None of us knows how long we’ll live, or how many birthdays we have left. I have taken those magazine quizzes that predict your longevity, and according to them, my odds look bleak. My mother died in her thirties, my father didn’t make it to 70. That said I am pretty hale. Except for a scary blip in 2015 my health has been unremarkable, but who knows, there could be a bus somewhere with my name on it.
As I chose my four birthday stories this month I reflected on many other birthdays as well. I’ve had some good ones, some lousy ones, and many I don’t particularly recall. As a kid, I’d start the 90-day countdown to my birthday on January 1st. There was something so satisfying about that 90 days, starting the count on the first day of the year, and ending on the last day of March; the length of a season. I like that March comes in like a lion and goes out like a lamb. I like that the weather is starting to feel and smell like spring on the last day of the month, and I like that I wasn’t born on April Fool’s Day.

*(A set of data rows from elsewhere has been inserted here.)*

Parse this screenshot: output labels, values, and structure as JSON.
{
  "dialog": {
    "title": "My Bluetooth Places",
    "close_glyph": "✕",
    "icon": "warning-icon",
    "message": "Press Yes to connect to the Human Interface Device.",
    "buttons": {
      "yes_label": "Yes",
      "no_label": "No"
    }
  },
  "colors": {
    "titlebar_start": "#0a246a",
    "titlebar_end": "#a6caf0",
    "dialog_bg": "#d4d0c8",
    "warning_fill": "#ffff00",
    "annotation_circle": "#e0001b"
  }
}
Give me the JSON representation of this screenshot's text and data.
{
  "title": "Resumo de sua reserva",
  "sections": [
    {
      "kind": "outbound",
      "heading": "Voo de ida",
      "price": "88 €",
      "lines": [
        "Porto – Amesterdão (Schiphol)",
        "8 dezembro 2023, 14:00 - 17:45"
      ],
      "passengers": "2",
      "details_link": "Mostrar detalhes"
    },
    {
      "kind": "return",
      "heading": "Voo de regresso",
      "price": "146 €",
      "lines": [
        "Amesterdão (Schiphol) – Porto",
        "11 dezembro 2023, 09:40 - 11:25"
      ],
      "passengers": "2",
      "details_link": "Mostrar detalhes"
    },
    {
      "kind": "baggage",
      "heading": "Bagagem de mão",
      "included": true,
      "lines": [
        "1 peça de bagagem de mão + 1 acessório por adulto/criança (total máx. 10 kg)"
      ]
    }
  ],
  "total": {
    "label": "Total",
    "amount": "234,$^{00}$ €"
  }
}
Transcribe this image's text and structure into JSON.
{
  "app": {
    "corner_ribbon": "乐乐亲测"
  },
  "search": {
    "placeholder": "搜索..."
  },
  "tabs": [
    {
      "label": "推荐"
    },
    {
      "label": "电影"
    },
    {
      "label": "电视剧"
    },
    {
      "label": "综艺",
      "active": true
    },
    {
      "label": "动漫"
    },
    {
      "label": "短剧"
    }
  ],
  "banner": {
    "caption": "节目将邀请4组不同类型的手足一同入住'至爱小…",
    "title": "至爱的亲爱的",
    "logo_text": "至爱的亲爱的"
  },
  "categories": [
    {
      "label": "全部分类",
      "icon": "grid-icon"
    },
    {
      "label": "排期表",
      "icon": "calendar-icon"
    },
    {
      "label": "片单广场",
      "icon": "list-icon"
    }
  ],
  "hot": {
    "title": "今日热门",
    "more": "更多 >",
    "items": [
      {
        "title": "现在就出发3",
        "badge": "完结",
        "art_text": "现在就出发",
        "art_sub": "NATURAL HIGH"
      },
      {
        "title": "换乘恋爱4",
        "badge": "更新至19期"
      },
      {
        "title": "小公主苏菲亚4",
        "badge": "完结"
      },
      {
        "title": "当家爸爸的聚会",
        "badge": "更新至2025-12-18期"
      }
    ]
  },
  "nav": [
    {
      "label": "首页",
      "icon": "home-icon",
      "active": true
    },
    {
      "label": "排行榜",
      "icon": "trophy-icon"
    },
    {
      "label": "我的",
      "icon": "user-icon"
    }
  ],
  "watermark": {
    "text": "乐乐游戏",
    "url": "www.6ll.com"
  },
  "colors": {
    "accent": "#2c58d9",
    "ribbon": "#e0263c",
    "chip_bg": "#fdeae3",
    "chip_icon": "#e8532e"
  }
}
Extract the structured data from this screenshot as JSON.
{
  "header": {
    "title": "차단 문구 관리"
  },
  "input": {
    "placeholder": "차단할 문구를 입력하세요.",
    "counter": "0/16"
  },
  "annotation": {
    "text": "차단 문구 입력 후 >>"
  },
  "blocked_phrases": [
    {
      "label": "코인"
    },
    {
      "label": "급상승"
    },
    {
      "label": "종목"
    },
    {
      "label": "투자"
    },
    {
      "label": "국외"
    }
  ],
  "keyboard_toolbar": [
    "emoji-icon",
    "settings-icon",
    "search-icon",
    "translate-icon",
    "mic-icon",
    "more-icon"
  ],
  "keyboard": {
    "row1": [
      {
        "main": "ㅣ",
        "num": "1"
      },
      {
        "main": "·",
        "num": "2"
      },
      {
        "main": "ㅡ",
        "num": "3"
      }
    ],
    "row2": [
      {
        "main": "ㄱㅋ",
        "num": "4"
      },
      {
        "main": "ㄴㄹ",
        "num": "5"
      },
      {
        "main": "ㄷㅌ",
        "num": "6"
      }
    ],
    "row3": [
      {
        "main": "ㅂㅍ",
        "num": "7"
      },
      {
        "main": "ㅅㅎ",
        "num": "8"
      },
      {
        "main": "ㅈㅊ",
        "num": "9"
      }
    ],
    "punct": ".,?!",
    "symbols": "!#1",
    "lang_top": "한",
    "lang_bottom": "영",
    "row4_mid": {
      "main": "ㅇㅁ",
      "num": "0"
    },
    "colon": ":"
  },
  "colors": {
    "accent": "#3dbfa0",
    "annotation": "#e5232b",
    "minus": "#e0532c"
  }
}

I’ve heard there are people who aren’t interested or don’t want much of a fuss made for their birthday. They are clearly more dignified and mature than I. It’s not that I want cake and ice cream, or party hats and streamers, but I want the day to feel special, I want it to matter, and I want a little attention. When I realized my daughter wasn’t going to be around for my birthday this year I decided that rather than sit home feeling sad and sorry, I would do something to make it special.
For months I’ve been looking for a job, and free time stretched out before me. I had time to go away for a few days, and using miles meant this wouldn’t cost me much. I have been drowning in time, and suddenly I’m not Naturally, as soon as I made these plans I got busy. I am in the process of interviewing for two jobs, and suddenly feeling the crunch of time I haven’t felt in months, but I have today to do the preparation I must for the interview I have the morning after my return. I’ll finish my list of things that must be done, including pack, and head off. I will try to spend this weekend living in the present and enjoying this gift.
I am excited to be going to Boulder. I haven’t seen my friend Erin and her family for too long. I will be with a bunch of people who love me and that is the best present I could wish for.